Without question, food can be considered as a very complex and heterogeneous composition of hundreds, if not thousands, of different biochemical compounds. In the area of food biochemistry, the isolation and quantitative measurement of these chemical components has posed, and continues to pose, immense challenges to the analytical biochemist. There are many golf holidays agency available in the world among them UK golf holidays direct deals on sale for the traveler.

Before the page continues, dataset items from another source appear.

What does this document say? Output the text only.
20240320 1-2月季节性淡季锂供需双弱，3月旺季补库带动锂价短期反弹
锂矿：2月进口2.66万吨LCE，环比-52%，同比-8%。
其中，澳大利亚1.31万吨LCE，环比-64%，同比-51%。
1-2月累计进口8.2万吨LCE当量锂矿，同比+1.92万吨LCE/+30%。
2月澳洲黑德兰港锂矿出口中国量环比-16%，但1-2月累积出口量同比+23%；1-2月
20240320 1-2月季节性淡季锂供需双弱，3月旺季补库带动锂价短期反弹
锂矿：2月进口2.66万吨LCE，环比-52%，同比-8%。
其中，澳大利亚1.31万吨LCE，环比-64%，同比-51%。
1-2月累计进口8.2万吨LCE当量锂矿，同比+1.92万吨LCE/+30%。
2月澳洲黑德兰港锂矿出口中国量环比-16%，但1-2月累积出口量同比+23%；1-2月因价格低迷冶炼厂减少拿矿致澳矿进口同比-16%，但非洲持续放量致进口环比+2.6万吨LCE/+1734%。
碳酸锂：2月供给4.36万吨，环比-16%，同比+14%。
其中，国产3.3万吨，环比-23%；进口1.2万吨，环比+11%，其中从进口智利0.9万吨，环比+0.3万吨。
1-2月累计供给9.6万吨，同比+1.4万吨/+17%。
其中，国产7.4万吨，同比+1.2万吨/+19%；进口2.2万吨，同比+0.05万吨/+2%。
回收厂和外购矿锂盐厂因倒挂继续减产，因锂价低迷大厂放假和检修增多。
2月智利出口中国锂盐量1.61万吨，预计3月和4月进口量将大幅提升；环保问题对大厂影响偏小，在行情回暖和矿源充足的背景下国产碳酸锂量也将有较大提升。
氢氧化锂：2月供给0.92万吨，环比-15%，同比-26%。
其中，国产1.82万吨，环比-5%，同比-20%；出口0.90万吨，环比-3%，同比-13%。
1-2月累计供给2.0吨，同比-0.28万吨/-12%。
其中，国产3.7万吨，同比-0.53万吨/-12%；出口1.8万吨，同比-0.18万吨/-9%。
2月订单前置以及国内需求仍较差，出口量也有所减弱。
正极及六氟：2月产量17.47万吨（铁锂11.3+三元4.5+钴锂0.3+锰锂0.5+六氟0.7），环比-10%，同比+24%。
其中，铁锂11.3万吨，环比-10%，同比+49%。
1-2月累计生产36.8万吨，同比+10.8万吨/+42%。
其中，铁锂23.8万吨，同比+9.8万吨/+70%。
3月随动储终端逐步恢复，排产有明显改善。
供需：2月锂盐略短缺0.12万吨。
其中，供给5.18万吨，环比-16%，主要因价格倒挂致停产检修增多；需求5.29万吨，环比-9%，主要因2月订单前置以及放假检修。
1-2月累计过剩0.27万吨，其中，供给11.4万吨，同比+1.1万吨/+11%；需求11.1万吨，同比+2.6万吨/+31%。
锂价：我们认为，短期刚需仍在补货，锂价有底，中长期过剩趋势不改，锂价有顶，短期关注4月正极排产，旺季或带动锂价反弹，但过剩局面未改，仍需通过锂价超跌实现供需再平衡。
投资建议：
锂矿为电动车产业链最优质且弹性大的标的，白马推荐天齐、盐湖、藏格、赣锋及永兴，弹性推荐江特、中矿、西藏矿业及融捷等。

Without the ability to measure both specifically and quantitatively those biochemical components in food matrices, further advancements in the understanding of how foods change during maturation or processing would not be possible. Although it is impossible to address the quantitative analysis of all the different food components, the major techniques for the analysis of protein, lipids, carbohydrates, minerals, vitamins, and pigments will be addressed in detail in this chapter.
The principles behind their analysis are the building blocks for other analytical determinations, including techniques such as gas chromatography, high performance liquid chromatography (HPLC), and spectroscopy, including infrared and mass spectroscopy
Proteins are considered to be among the most abundant cell components and, except for storage proteins, are important for biological functions within the organism—plant or animal. Many food proteins have been purified and characterized over the years and found to range from approximately 5000 to more than a million Daltons. In general, they are all composed of various elements including carbon, hydrogen, nitrogen, oxygen, and sulfur.
These elements are formed into twenty different amino acids, which are linked together by peptide bonds to form proteins. In general, nitrogen is the most distinguishing element in proteins, varying from approximately 13 to 19% due to variations in the specific amino acid composition of proteins (Chang 1998).
For the past several decades, protein analysis has been performed by determining the nitrogen content of the food product after complete acidic hydrolysis and digestion by the Kjeldahl method and subsequent conversion to protein content using various conversion factors (Chang 1998, Diercky and Huyghebaert 2000).
As far back as the turn of the century, colorimetric protein determination methods such as the Biuret procedure (which exploited the development of the violet-purplish color that is produced when cupric ions complex with peptide bonds under alkaline conditions) became available. The color absorbance is measured at 540 nm, with the color intensity (absorbance) being proportional to the protein content (Chang 1998) with a sensitivity of 1–10 mg protein/mL.